Iowa has also seen a dramatic reduction in wildlife habitat over the past 25 years, according to the report. In 1990, for instance, Iowa had 4.6 million acres of habitat, including 2.7 million acres of hay and grain fields, and 1.9 million acres of Conservation Reserve Program land. In 2013, the most recent year of data collected from USDA, that had fallen to 2.8 million acres of habitat, including 1.3 million acres of hay and grain and 1.5 million acres of CRP land.

Thompson said the CRP drop can be partly attributed to the high corn and bean prices in recent years, resulting in more landowners farming or renting out land once set aside for conservation.

Along with pheasants, the bobwhite quail population is also on a positive trajectory in Iowa, with the DNR counting 52 percent more of the birds this year compared to last.

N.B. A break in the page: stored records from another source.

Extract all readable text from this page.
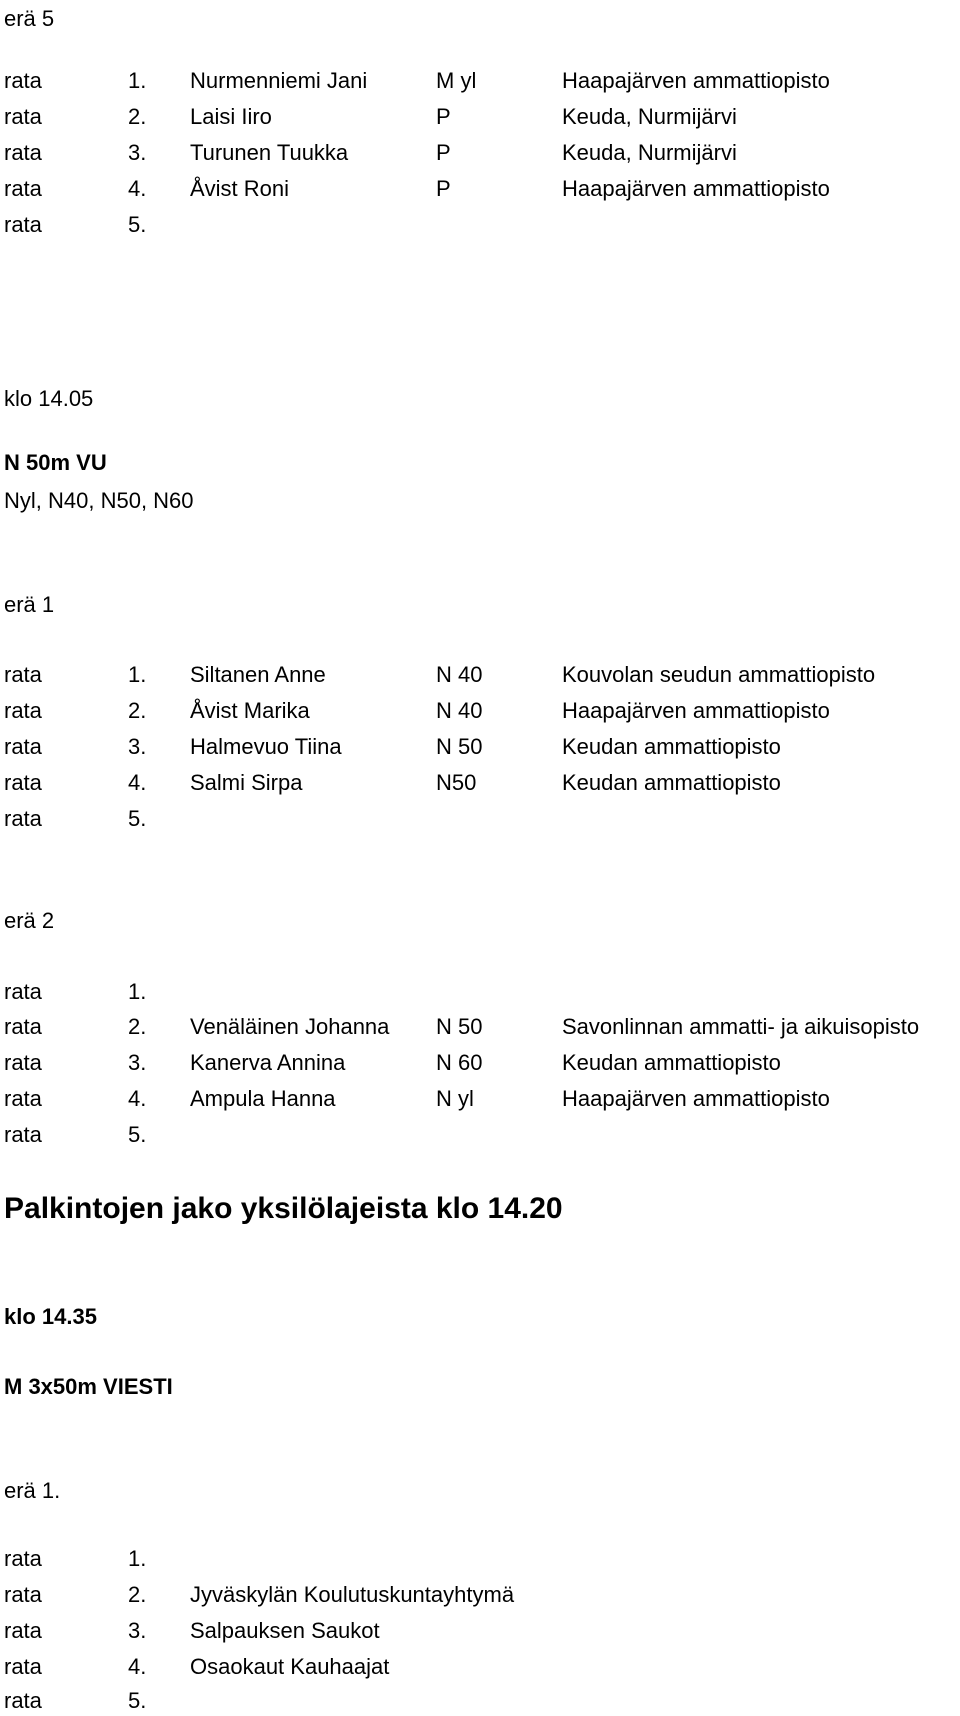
erä 5
rata	1. Nurmenniemi Jani	M yl	Haapajärven ammattiopisto
rata	2. Laisi Iiro	P	Keuda, Nurmijärvi
rata	3. Turunen Tuukka	P	Keuda, Nurmijärvi
rata	4. Åvist Roni	P	Haapajärven ammattiopisto
rata	5.
klo 14.05
N 50m VU
Nyl, N40, N50, N60
erä 1
rata	1. Siltanen Anne	N 40	Kouvolan seudun ammattiopisto
rata	2. Åvist Marika	N 40	Haapajärven ammattiopisto
rata	3. Halmevuo Tiina	N 50	Keudan ammattiopisto
rata	4. Salmi Sirpa	N50	Keudan ammattiopisto
rata	5.
erä 2
rata	1.
rata	2. Venäläinen Johanna N 50	Savonlinnan ammatti- ja aikuisopisto
rata	3. Kanerva Annina	N 60	Keudan ammattiopisto
rata	4. Ampula Hanna	N yl	Haapajärven ammattiopisto
rata	5.
Palkintojen jako yksilölajeista klo 14.20
klo 14.35
M 3x50m VIESTI
erä 1.
rata	1.
rata	2. Jyväskylän Koulutuskuntayhtymä
rata	3. Salpauksen Saukot
rata	4. Osaokaut Kauhaajat
rata	5.
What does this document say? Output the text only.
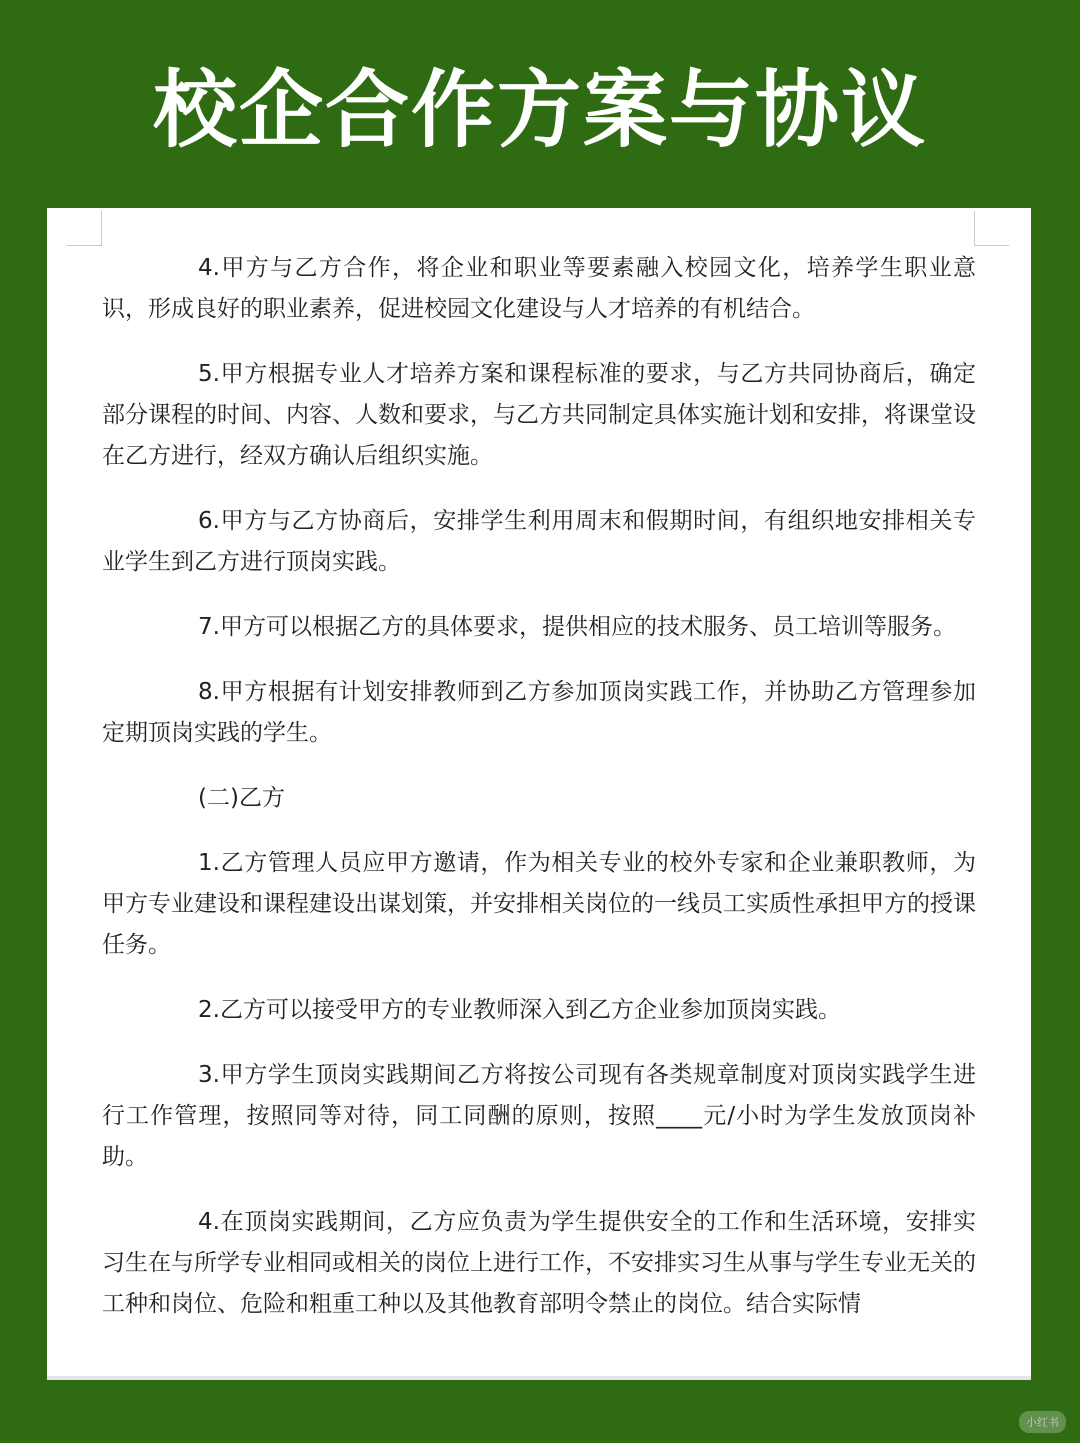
校企合作方案与协议

4.甲方与乙方合作，将企业和职业等要素融入校园文化，培养学生职业意识，形成良好的职业素养，促进校园文化建设与人才培养的有机结合。

5.甲方根据专业人才培养方案和课程标准的要求，与乙方共同协商后，确定部分课程的时间、内容、人数和要求，与乙方共同制定具体实施计划和安排，将课堂设在乙方进行，经双方确认后组织实施。

6.甲方与乙方协商后，安排学生利用周末和假期时间，有组织地安排相关专业学生到乙方进行顶岗实践。

7.甲方可以根据乙方的具体要求，提供相应的技术服务、员工培训等服务。

8.甲方根据有计划安排教师到乙方参加顶岗实践工作，并协助乙方管理参加定期顶岗实践的学生。

(二)乙方

1.乙方管理人员应甲方邀请，作为相关专业的校外专家和企业兼职教师，为甲方专业建设和课程建设出谋划策，并安排相关岗位的一线员工实质性承担甲方的授课任务。

2.乙方可以接受甲方的专业教师深入到乙方企业参加顶岗实践。

3.甲方学生顶岗实践期间乙方将按公司现有各类规章制度对顶岗实践学生进行工作管理，按照同等对待，同工同酬的原则，按照____元/小时为学生发放顶岗补助。

4.在顶岗实践期间，乙方应负责为学生提供安全的工作和生活环境，安排实习生在与所学专业相同或相关的岗位上进行工作，不安排实习生从事与学生专业无关的工种和岗位、危险和粗重工种以及其他教育部明令禁止的岗位。结合实际情

小红书
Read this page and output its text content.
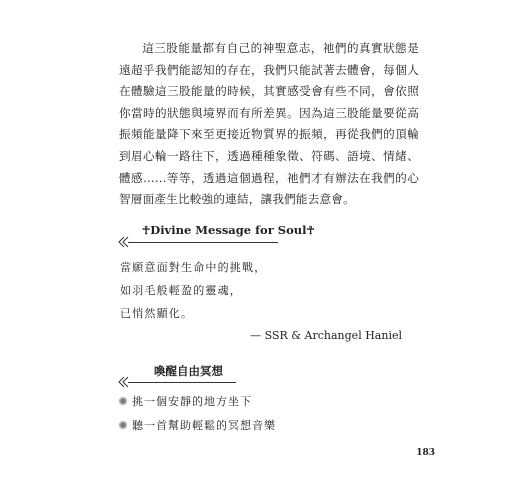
這三股能量都有自己的神聖意志，祂們的真實狀態是遠超乎我們能認知的存在，我們只能試著去體會，每個人在體驗這三股能量的時候，其實感受會有些不同，會依照你當時的狀態與境界而有所差異。因為這三股能量要從高振頻能量降下來至更接近物質界的振頻，再從我們的頂輪到眉心輪一路往下，透過種種象徵、符碼、語境、情緒、體感……等等，透過這個過程，祂們才有辦法在我們的心智層面產生比較強的連結，讓我們能去意會。

☥Divine Message for Soul☥
當願意面對生命中的挑戰，
如羽毛般輕盈的靈魂，
已悄然顯化。
— SSR & Archangel Haniel
喚醒自由冥想
挑一個安靜的地方坐下
聽一首幫助輕鬆的冥想音樂
183
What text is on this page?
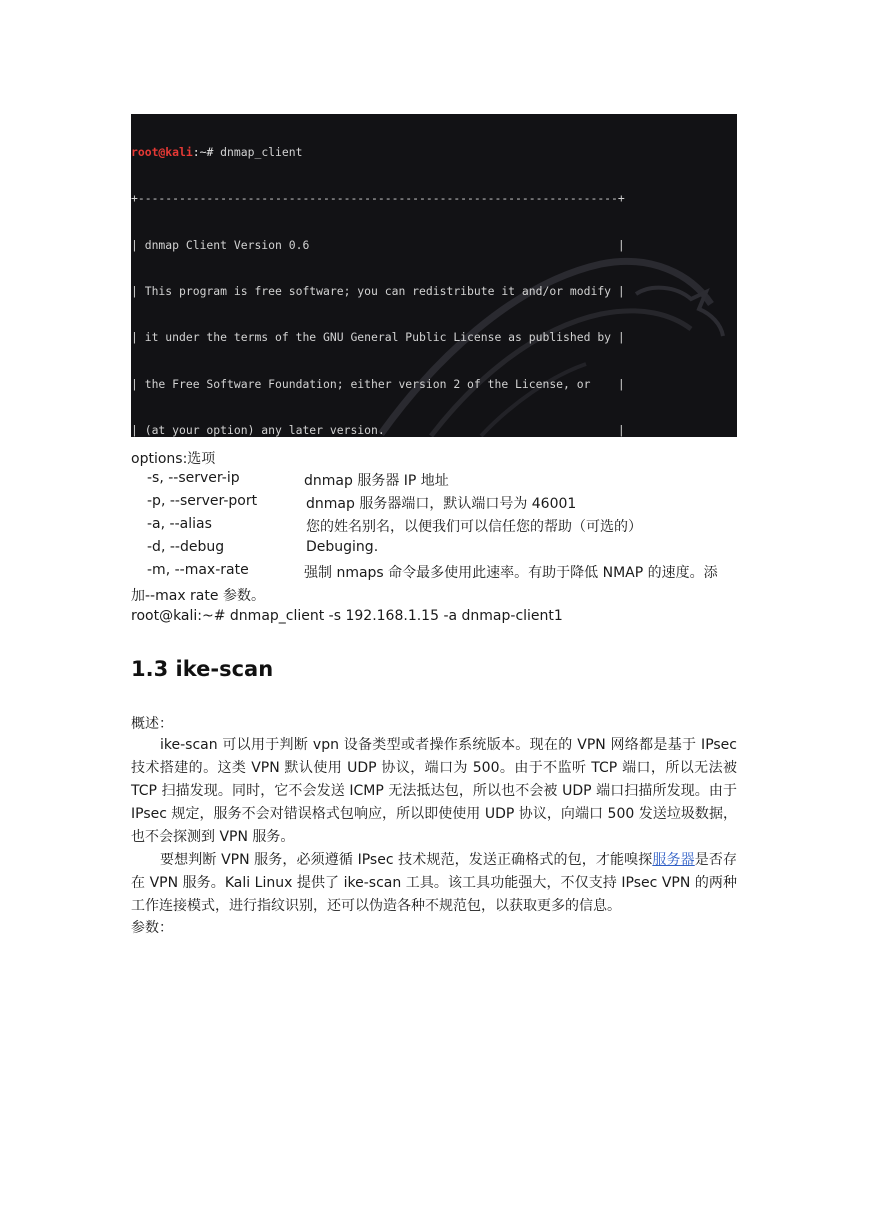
root@kali:~# dnmap_client

+----------------------------------------------------------------------+

| dnmap Client Version 0.6                                             |

| This program is free software; you can redistribute it and/or modify |

| it under the terms of the GNU General Public License as published by |

| the Free Software Foundation; either version 2 of the License, or    |

| (at your option) any later version.                                  |

options:选项
-s, --server-ip	dnmap 服务器 IP 地址
-p, --server-port	dnmap 服务器端口，默认端口号为 46001
-a, --alias	您的姓名别名，以便我们可以信任您的帮助（可选的）
-d, --debug	Debuging.
-m, --max-rate	强制 nmaps 命令最多使用此速率。有助于降低 NMAP 的速度。添
加--max rate 参数。
root@kali:~# dnmap_client -s 192.168.1.15 -a dnmap-client1
1.3 ike-scan
概述：

ike-scan 可以用于判断 vpn 设备类型或者操作系统版本。现在的 VPN 网络都是基于 IPsec 技术搭建的。这类 VPN 默认使用 UDP 协议，端口为 500。由于不监听 TCP 端口，所以无法被 TCP 扫描发现。同时，它不会发送 ICMP 无法抵达包，所以也不会被 UDP 端口扫描所发现。由于 IPsec 规定，服务不会对错误格式包响应，所以即使使用 UDP 协议，向端口 500 发送垃圾数据，也不会探测到 VPN 服务。

要想判断 VPN 服务，必须遵循 IPsec 技术规范，发送正确格式的包，才能嗅探服务器是否存在 VPN 服务。Kali Linux 提供了 ike-scan 工具。该工具功能强大，不仅支持 IPsec VPN 的两种工作连接模式，进行指纹识别，还可以伪造各种不规范包，以获取更多的信息。

参数：
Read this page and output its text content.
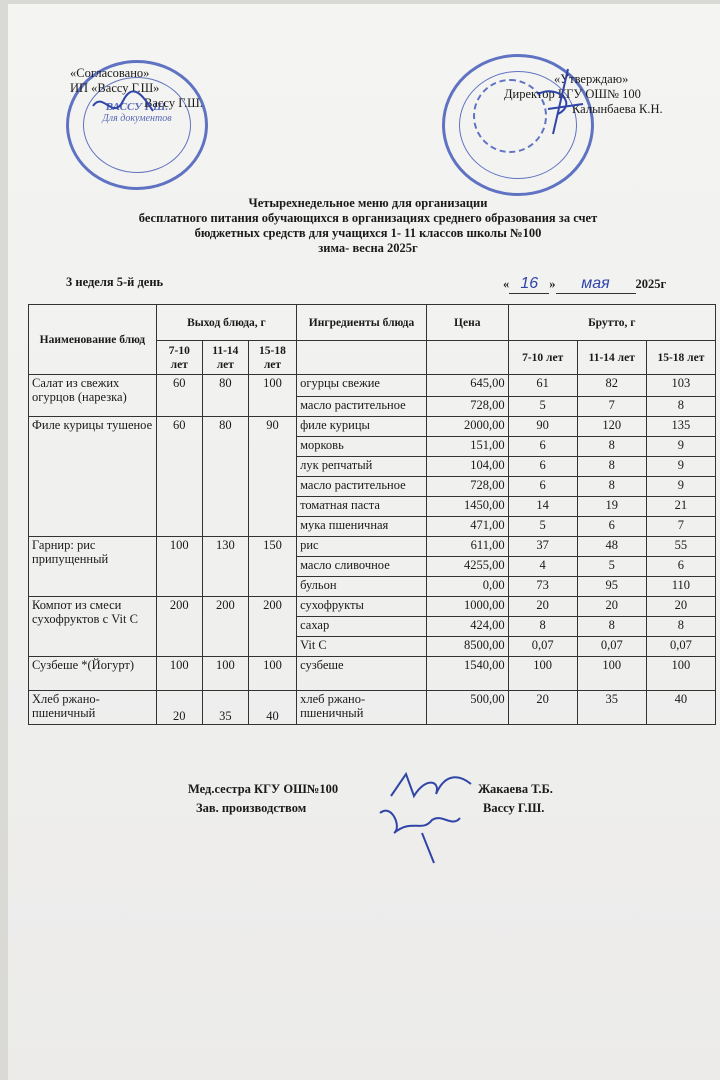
ВАССУ Г.Ш.
Для документов
«Согласовано»
ИП «Вассу Г.Ш»
Вассу Г.Ш.
«Утверждаю»
Директор КГУ ОШ№ 100
Калынбаева К.Н.
Четырехнедельное меню для организации
бесплатного питания обучающихся в организациях среднего образования за счет
бюджетных средств для учащихся 1- 11 классов школы №100
зима- весна 2025г
3 неделя 5-й день	« 16 » мая 2025г
Наименование блюд	Выход блюда, г			Ингредиенты блюда	Цена	Брутто, г		
	7-10 лет	11-14 лет	15-18 лет			7-10 лет	11-14 лет	15-18 лет
Салат из свежих огурцов (нарезка)	60	80	100	огурцы свежие	645,00	61	82	103
				масло растительное	728,00	5	7	8
Филе курицы тушеное	60	80	90	филе курицы	2000,00	90	120	135
				морковь	151,00	6	8	9
				лук репчатый	104,00	6	8	9
				масло растительное	728,00	6	8	9
				томатная паста	1450,00	14	19	21
				мука пшеничная	471,00	5	6	7
Гарнир: рис припущенный	100	130	150	рис	611,00	37	48	55
				масло сливочное	4255,00	4	5	6
				бульон	0,00	73	95	110
Компот из смеси сухофруктов с Vit C	200	200	200	сухофрукты	1000,00	20	20	20
				сахар	424,00	8	8	8
				Vit C	8500,00	0,07	0,07	0,07
Сузбеше *(Йогурт)	100	100	100	сузбеше	1540,00	100	100	100
Хлеб ржано-пшеничный	20	35	40	хлеб ржано-пшеничный	500,00	20	35	40
Мед.сестра КГУ ОШ№100	Жакаева Т.Б.
Зав. производством	Вассу Г.Ш.
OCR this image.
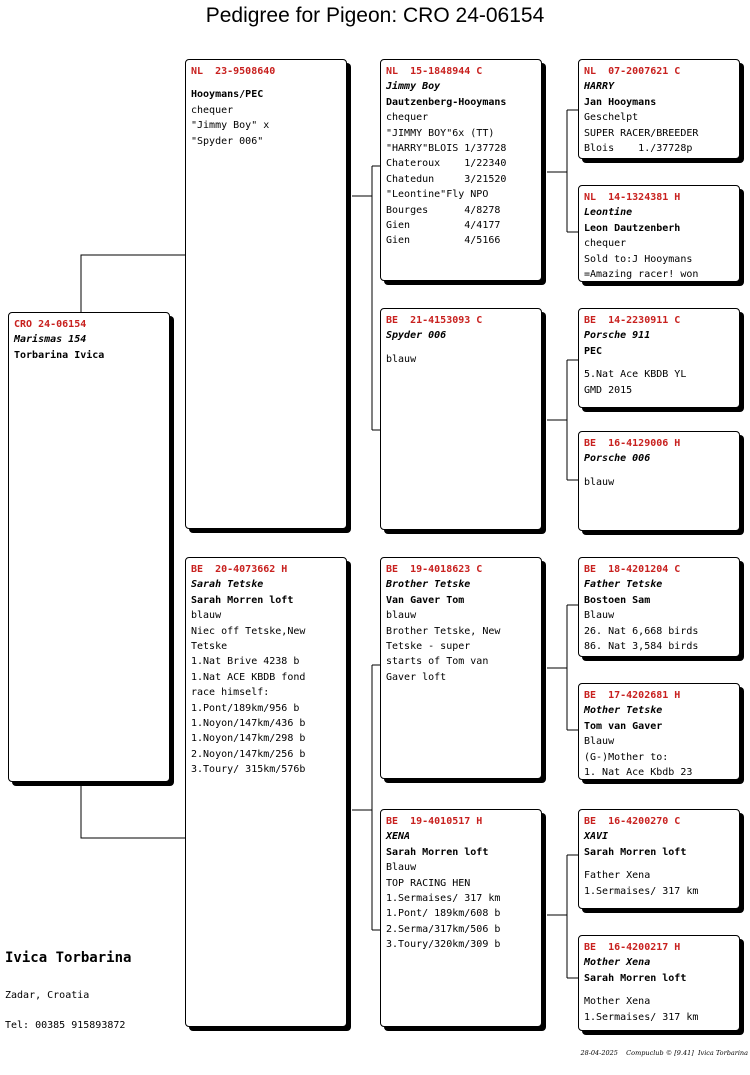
Pedigree for Pigeon: CRO 24-06154
CRO 24-06154
Marismas 154
Torbarina Ivica
NL  23-9508640
Hooymans/PEC
chequer
"Jimmy Boy" x
"Spyder 006"
BE  20-4073662 H
Sarah Tetske
Sarah Morren loft
blauw
Niec off Tetske,New
Tetske
1.Nat Brive 4238 b
1.Nat ACE KBDB fond
race himself:
1.Pont/189km/956 b
1.Noyon/147km/436 b
1.Noyon/147km/298 b
2.Noyon/147km/256 b
3.Toury/ 315km/576b
NL  15-1848944 C
Jimmy Boy
Dautzenberg-Hooymans
chequer
"JIMMY BOY"6x (TT)
"HARRY"BLOIS 1/37728
Chateroux    1/22340
Chatedun     3/21520
"Leontine"Fly NPO
Bourges      4/8278
Gien         4/4177
Gien         4/5166
BE  21-4153093 C
Spyder 006
blauw
BE  19-4018623 C
Brother Tetske
Van Gaver Tom
blauw
Brother Tetske, New
Tetske - super
starts of Tom van
Gaver loft
BE  19-4010517 H
XENA
Sarah Morren loft
Blauw
TOP RACING HEN
1.Sermaises/ 317 km
1.Pont/ 189km/608 b
2.Serma/317km/506 b
3.Toury/320km/309 b
NL  07-2007621 C
HARRY
Jan Hooymans
Geschelpt
SUPER RACER/BREEDER
Blois    1./37728p
NL  14-1324381 H
Leontine
Leon Dautzenberh
chequer
Sold to:J Hooymans
=Amazing racer! won
BE  14-2230911 C
Porsche 911
PEC
5.Nat Ace KBDB YL
GMD 2015
BE  16-4129006 H
Porsche 006
blauw
BE  18-4201204 C
Father Tetske
Bostoen Sam
Blauw
26. Nat 6,668 birds
86. Nat 3,584 birds
BE  17-4202681 H
Mother Tetske
Tom van Gaver
Blauw
(G-)Mother to:
1. Nat Ace Kbdb 23
BE  16-4200270 C
XAVI
Sarah Morren loft
Father Xena
1.Sermaises/ 317 km
BE  16-4200217 H
Mother Xena
Sarah Morren loft
Mother Xena
1.Sermaises/ 317 km
Ivica Torbarina
Zadar, Croatia
Tel: 00385 915893872
28-04-2025    Compuclub © [9.41]  Ivica Torbarina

Quail can be found in Johnson County, but are most plentiful in Iowa's southern tier of counties, including Washington County.

As for deer — early archery season for deer started Oct. 1 and early muzzleloader begins Oct. 17 — Thompson said numbers are at "a happy medium."

"The population is about right where we'd like to have it, in terms of there being plenty of deer for hunters and not so many deer that farmers and people in the landscaping business get upset," Thompson said.

Reach Josh O'Leary at joleary@press-citizen.com or 887-5415, and follow him on Twitter at @JD_OLeary.

Iowa Hunting season, upcoming dates

Rooster pheasant: Oct. 31 to Jan. 10.

Bobwhite quail: Oct. 31 to Jan. 31.

Archery deer: Oct. 1 to Dec. 4, and Dec. 21 to Jan. 10.

Muzzleloader deer: Early season Oct. 17 to 25, and late season Dec. 21 to Jan. 10.